Byrne told The Northern Pen the three of them together had decided if the number of registrations hadn’t reached 500 by the end of February, they would cancel the Come Home Year.
By the first week of March, she recalled, they had approximately 368 registrations. The final number, in the committee’s financial statement, was 412.
She wanted to cancel the event, but Walker and Richards demurred.
“There was no other money, so it was a gamble on if people would show up and spend enough to cover the bills.” Ashley Byrne
Byrne left the committee, concerned they would be unable to pay the bills.

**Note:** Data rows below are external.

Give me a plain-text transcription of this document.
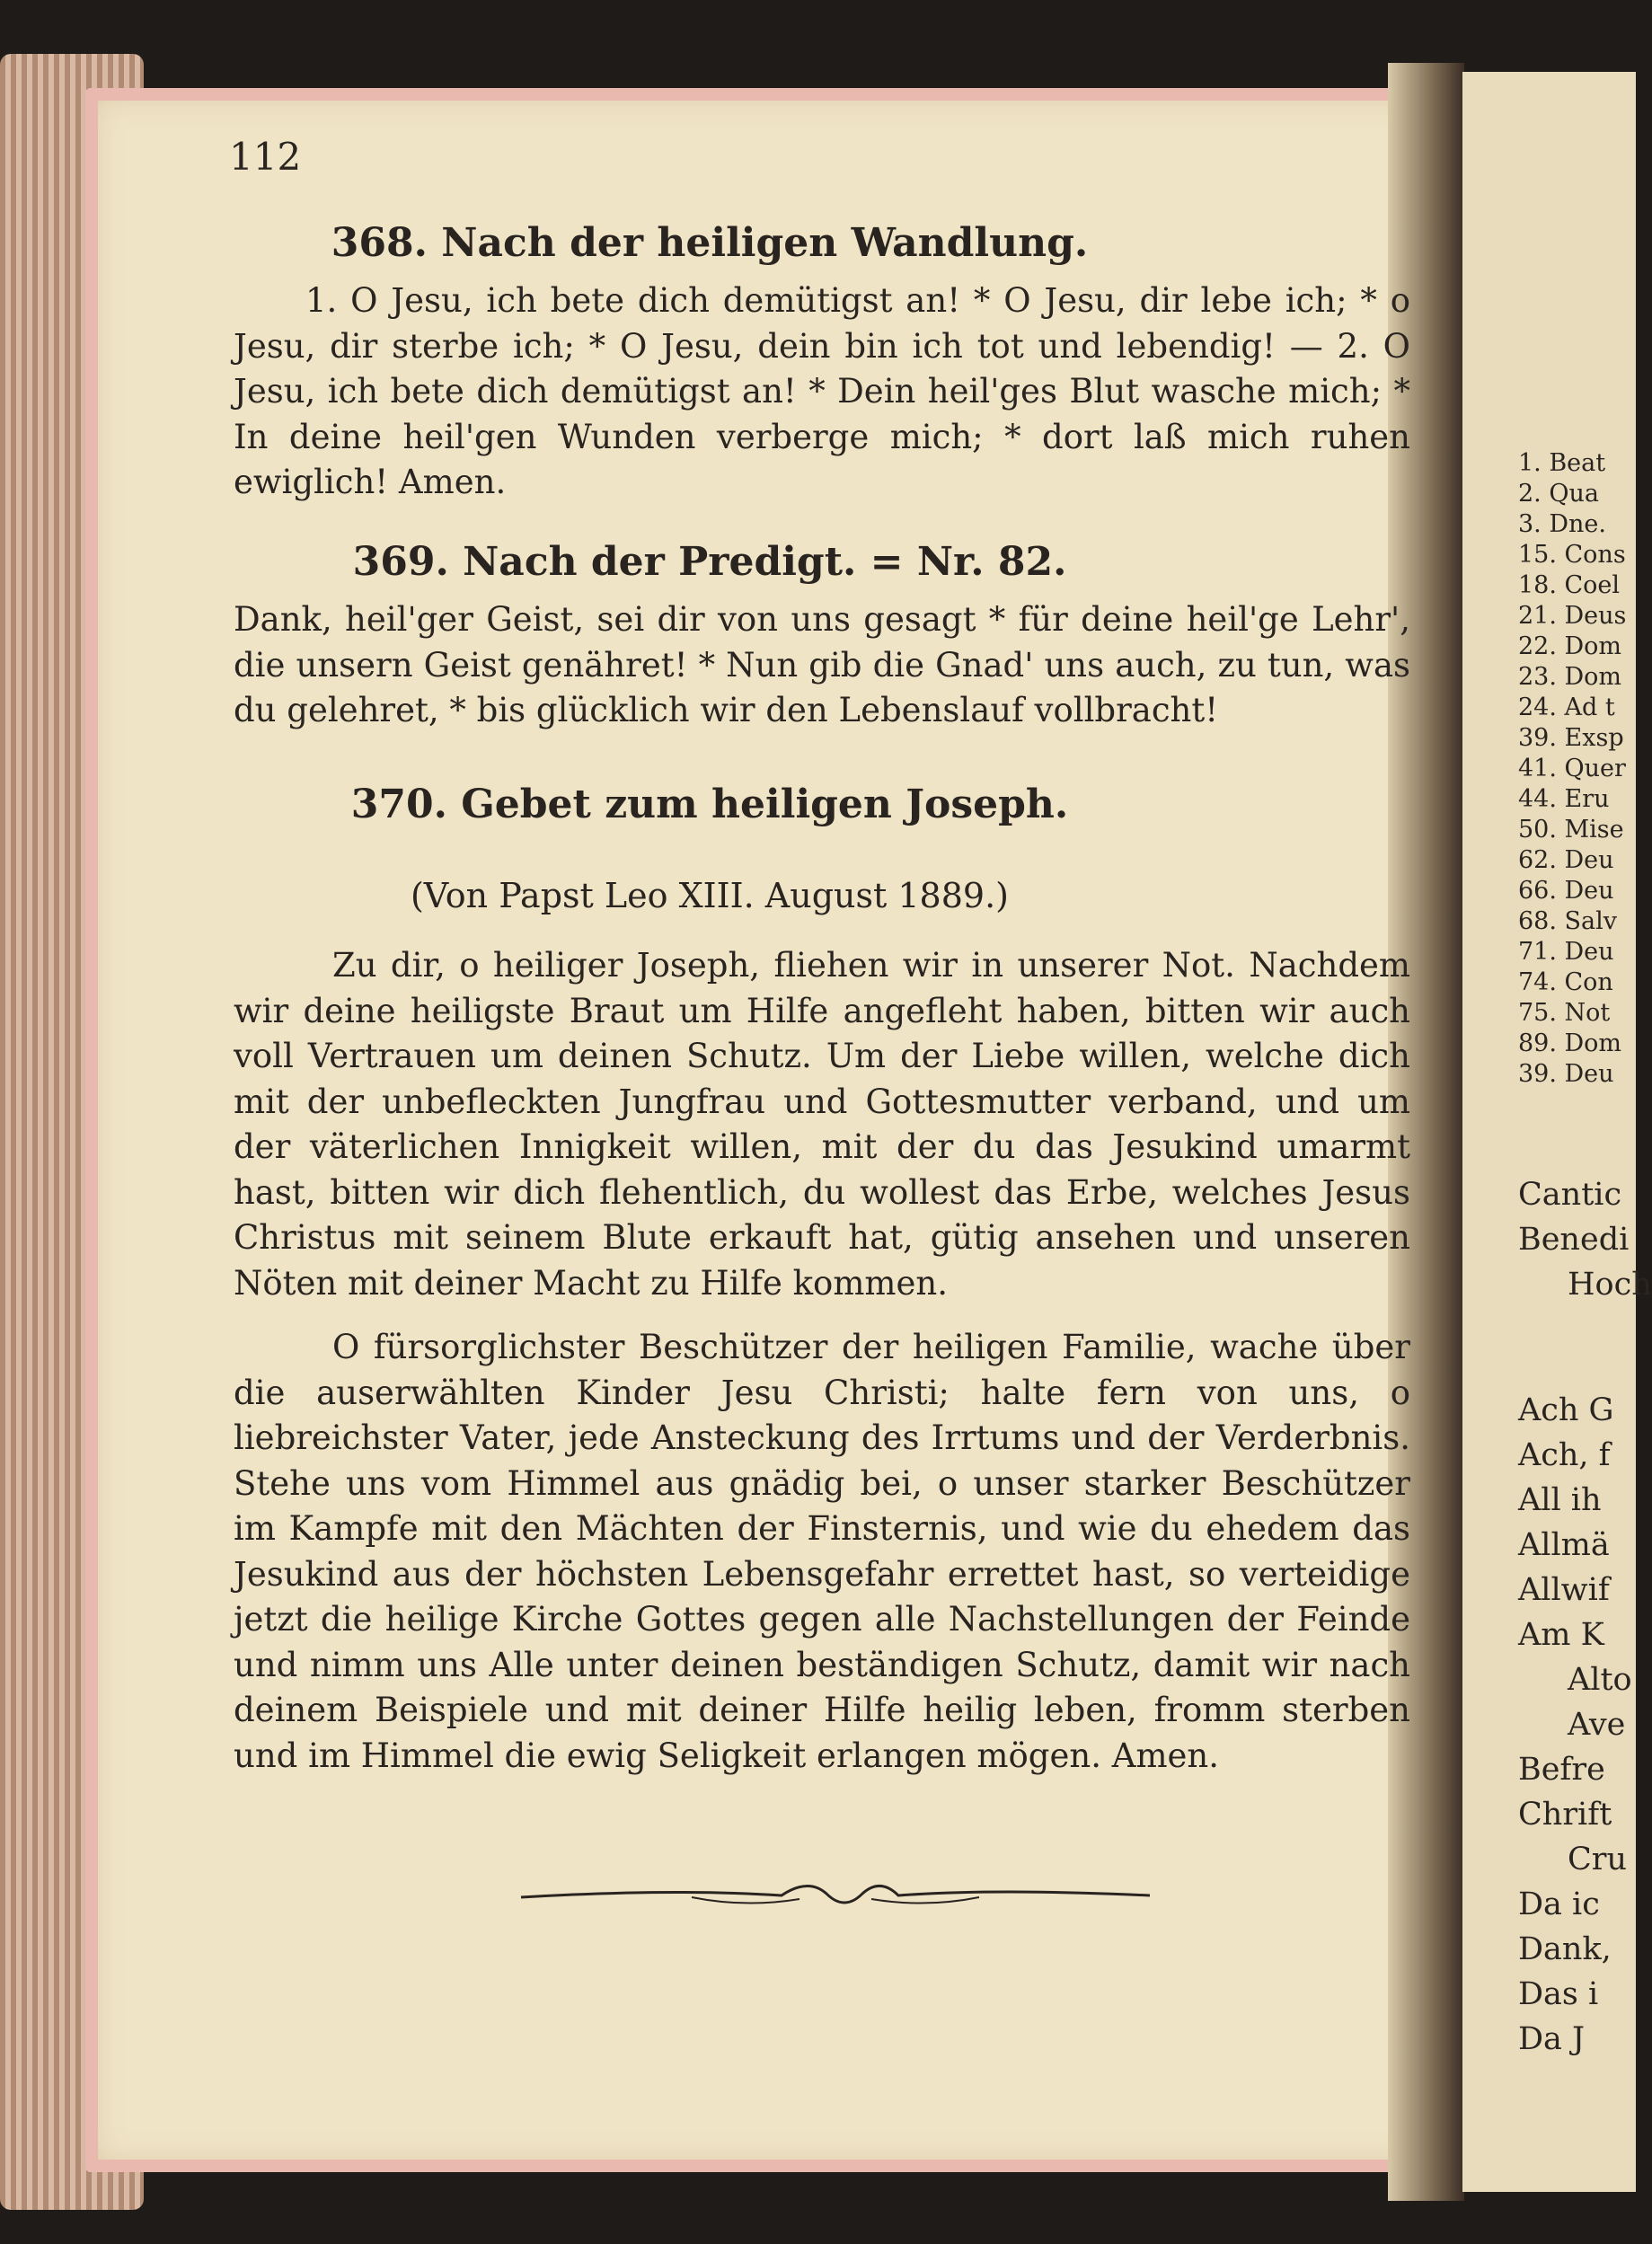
112
368. Nach der heiligen Wandlung.
1. O Jesu, ich bete dich demütigst an! * O Jesu, dir lebe ich; * o Jesu, dir sterbe ich; * O Jesu, dein bin ich tot und lebendig! — 2. O Jesu, ich bete dich demütigst an! * Dein heil'ges Blut wasche mich; * In deine heil'gen Wunden verberge mich; * dort laß mich ruhen ewiglich! Amen.
369. Nach der Predigt. = Nr. 82.
Dank, heil'ger Geist, sei dir von uns gesagt * für deine heil'ge Lehr', die unsern Geist genähret! * Nun gib die Gnad' uns auch, zu tun, was du gelehret, * bis glücklich wir den Lebenslauf vollbracht!
370. Gebet zum heiligen Joseph.
(Von Papst Leo XIII. August 1889.)
Zu dir, o heiliger Joseph, fliehen wir in unserer Not. Nachdem wir deine heiligste Braut um Hilfe angefleht haben, bitten wir auch voll Vertrauen um deinen Schutz. Um der Liebe willen, welche dich mit der unbefleckten Jungfrau und Gottesmutter verband, und um der väterlichen Innigkeit willen, mit der du das Jesukind umarmt hast, bitten wir dich flehentlich, du wollest das Erbe, welches Jesus Christus mit seinem Blute erkauft hat, gütig ansehen und unseren Nöten mit deiner Macht zu Hilfe kommen.
O fürsorglichster Beschützer der heiligen Familie, wache über die auserwählten Kinder Jesu Christi; halte fern von uns, o liebreichster Vater, jede Ansteckung des Irrtums und der Verderbnis. Stehe uns vom Himmel aus gnädig bei, o unser starker Beschützer im Kampfe mit den Mächten der Finsternis, und wie du ehedem das Jesukind aus der höchsten Lebensgefahr errettet hast, so verteidige jetzt die heilige Kirche Gottes gegen alle Nachstellungen der Feinde und nimm uns Alle unter deinen beständigen Schutz, damit wir nach deinem Beispiele und mit deiner Hilfe heilig leben, fromm sterben und im Himmel die ewig Seligkeit erlangen mögen. Amen.
1. Beat
2. Qua
3. Dne.
15. Cons
18. Coel
21. Deus
22. Dom
23. Dom
24. Ad t
39. Exsp
41. Quer
44. Eru
50. Mise
62. Deu
66. Deu
68. Salv
71. Deu
74. Con
75. Not
89. Dom
39. Deu
Cantic
Benedi
Hoch
Ach G
Ach, f
All ih
Allmä
Allwif
Am K
Alto
Ave
Befre
Chrift
Cru
Da ic
Dank,
Das i
Da J
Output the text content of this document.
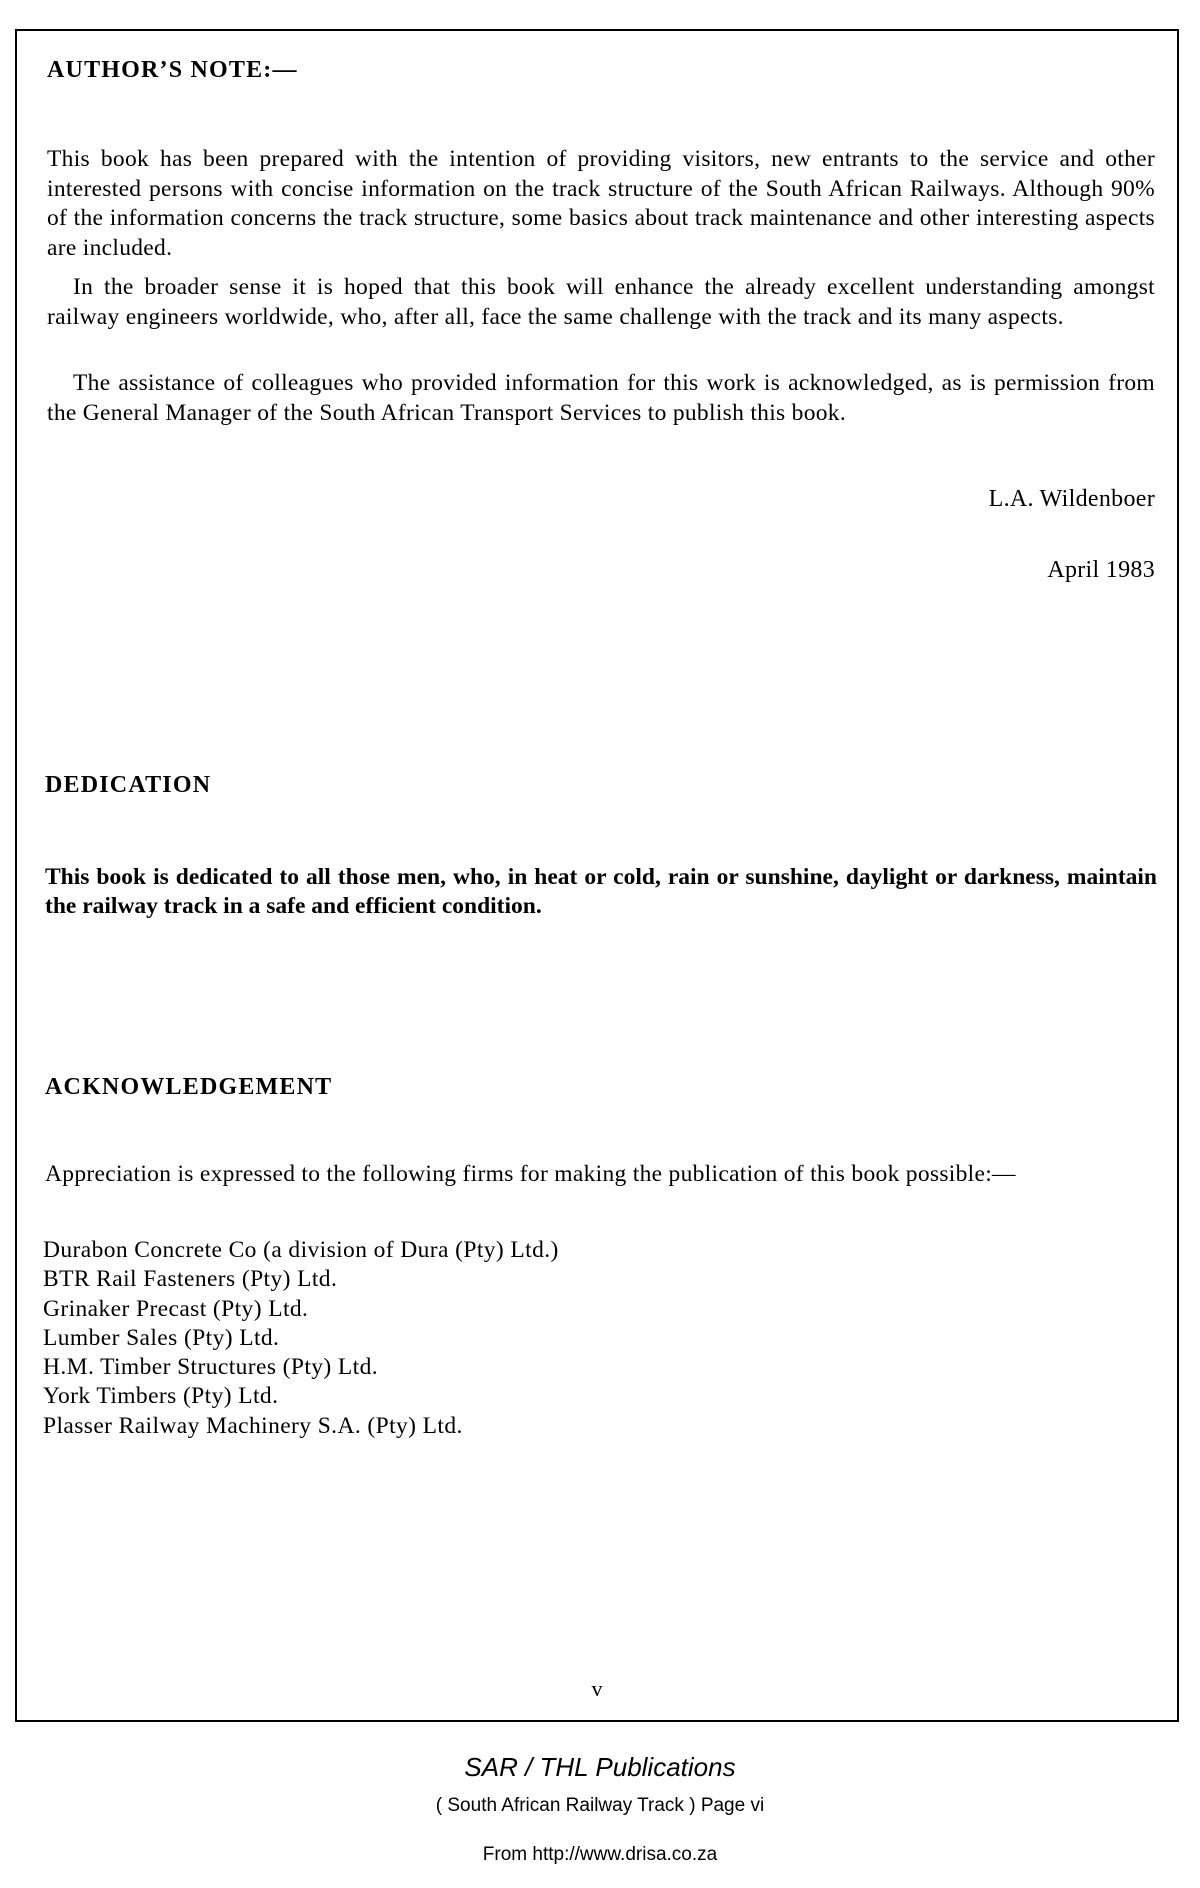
AUTHOR’S NOTE:—
This book has been prepared with the intention of providing visitors, new entrants to the service and other interested persons with concise information on the track structure of the South African Railways. Although 90% of the information concerns the track structure, some basics about track maintenance and other interesting aspects are included.
In the broader sense it is hoped that this book will enhance the already excellent understanding amongst railway engineers worldwide, who, after all, face the same challenge with the track and its many aspects.
The assistance of colleagues who provided information for this work is acknowledged, as is permission from the General Manager of the South African Transport Services to publish this book.
L.A. Wildenboer
April 1983
DEDICATION
This book is dedicated to all those men, who, in heat or cold, rain or sunshine, daylight or darkness, maintain the railway track in a safe and efficient condition.
ACKNOWLEDGEMENT
Appreciation is expressed to the following firms for making the publication of this book possible:—
Durabon Concrete Co (a division of Dura (Pty) Ltd.)
BTR Rail Fasteners (Pty) Ltd.
Grinaker Precast (Pty) Ltd.
Lumber Sales (Pty) Ltd.
H.M. Timber Structures (Pty) Ltd.
York Timbers (Pty) Ltd.
Plasser Railway Machinery S.A. (Pty) Ltd.
v
SAR / THL Publications
( South African Railway Track ) Page vi
From http://www.drisa.co.za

“Based on registration numbers, the money wasn’t there to pay for what we had planned,” she said. “There was no other money, so it was a gamble on if people would show up and spend enough to cover the bills.”
Nevertheless, the committee continued on with just Walker and Richards.
Byrne also believes the committee was irresponsible by not fundraising from the very beginning.
“I wanted to start fundraising from the start,” she said. “Have the money in the bank to host the event. That didn’t happen, of course.”
She said excuses were made, the committee procrastinated, and, for the better part of a year, she was the only committee member in St. Anthony.
Byrne was not surprised the committee was unable to pay all its dues. She was “shocked” at just how much they owed, according to Mitchell Hunt’s calculations.
“That’s a lot of money to go unaccounted for,” she said.